For someone like Naomi, who earns anywhere from zero to $900 per month working temp jobs as a homemaker (an unskilled helper for homebound patients), fresh produce is indeed a luxury. Yet in Little Haiti, one of the poorest sections of the poorest city in the nation, Naomi's plight is nothing out of the ordinary. Lying southeast of Liberty City, Little Haiti is home to about 24,000 people, most of them born in Haiti. This neighborhood is the first stop in Miami for the majority of newly arrived immigrants from that enthralling, tormented nation on the island of Hispaniola.

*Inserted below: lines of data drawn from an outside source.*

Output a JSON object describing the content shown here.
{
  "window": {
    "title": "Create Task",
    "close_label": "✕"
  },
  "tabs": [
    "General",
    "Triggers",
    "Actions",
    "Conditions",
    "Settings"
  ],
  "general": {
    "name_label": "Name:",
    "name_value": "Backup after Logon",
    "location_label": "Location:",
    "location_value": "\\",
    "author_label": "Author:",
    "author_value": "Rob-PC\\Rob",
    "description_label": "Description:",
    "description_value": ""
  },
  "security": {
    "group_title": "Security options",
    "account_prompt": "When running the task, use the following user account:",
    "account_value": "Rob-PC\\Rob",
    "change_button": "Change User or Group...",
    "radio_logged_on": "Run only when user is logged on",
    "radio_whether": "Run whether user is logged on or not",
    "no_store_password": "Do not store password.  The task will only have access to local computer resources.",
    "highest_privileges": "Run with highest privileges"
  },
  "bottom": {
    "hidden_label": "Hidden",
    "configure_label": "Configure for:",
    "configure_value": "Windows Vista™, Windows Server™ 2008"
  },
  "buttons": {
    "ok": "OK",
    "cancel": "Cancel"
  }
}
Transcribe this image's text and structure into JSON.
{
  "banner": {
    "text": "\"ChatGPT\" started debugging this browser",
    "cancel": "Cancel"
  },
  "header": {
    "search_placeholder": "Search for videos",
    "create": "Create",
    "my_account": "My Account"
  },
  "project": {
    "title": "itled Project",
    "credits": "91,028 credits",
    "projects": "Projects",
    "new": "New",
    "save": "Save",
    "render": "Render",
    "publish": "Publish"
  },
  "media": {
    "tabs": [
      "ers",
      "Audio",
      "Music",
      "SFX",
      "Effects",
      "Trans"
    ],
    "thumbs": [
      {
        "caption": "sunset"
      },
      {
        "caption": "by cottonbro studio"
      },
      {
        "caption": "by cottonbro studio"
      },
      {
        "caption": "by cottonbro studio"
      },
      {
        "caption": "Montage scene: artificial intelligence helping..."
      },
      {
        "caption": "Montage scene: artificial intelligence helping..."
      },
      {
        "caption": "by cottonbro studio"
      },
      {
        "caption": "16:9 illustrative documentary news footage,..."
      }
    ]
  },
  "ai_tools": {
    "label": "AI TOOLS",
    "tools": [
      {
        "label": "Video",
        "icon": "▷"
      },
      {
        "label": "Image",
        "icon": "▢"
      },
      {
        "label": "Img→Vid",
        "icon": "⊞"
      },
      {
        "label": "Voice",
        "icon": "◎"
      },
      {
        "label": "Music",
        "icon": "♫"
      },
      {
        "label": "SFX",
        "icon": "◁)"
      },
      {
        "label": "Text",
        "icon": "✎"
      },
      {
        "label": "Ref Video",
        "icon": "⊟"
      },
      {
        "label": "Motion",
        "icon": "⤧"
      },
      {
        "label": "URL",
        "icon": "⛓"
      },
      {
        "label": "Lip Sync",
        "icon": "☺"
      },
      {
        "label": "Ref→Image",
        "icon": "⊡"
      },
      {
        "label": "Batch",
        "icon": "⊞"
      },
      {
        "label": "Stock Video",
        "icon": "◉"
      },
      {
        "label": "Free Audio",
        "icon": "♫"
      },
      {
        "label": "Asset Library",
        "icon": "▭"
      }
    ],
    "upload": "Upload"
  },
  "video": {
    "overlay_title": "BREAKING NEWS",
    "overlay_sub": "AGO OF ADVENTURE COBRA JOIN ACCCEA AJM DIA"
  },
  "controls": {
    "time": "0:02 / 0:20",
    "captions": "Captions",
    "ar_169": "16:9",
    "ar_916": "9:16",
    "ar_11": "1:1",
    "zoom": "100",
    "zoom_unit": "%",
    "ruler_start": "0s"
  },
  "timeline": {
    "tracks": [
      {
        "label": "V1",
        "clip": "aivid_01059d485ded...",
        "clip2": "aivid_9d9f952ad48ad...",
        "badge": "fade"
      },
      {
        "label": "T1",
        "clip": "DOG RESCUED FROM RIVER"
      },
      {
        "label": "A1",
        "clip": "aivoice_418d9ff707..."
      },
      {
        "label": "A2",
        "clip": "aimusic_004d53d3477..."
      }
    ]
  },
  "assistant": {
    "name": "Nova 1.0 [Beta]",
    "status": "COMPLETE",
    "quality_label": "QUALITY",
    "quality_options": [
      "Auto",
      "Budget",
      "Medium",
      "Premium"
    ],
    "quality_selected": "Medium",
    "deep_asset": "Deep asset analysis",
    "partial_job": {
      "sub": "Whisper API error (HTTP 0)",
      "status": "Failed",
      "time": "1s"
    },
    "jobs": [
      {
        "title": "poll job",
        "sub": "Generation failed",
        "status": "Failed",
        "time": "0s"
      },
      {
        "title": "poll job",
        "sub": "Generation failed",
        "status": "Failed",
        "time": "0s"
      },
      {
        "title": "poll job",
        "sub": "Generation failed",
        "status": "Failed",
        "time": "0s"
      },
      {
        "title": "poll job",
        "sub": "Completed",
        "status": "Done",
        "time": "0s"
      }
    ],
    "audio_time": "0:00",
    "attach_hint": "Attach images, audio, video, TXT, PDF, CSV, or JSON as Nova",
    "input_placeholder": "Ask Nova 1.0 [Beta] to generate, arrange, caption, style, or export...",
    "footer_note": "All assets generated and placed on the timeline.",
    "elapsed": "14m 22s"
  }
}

It's a community with one of the highest unemployment rates in Miami-Dade County (19.4 percent), according to a May 2002 study by Florida International University's Metropolitan Center. More than half of Little Haiti's households subsist below the poverty line, as figured by the same study, and almost a third reported household incomes of less than $10,000. All the public schools in Little Haiti received the lowest possible rating in 2001; almost 100 percent of the elementary school students qualify for free-lunch programs, compared with 56 percent of students in the county as a whole.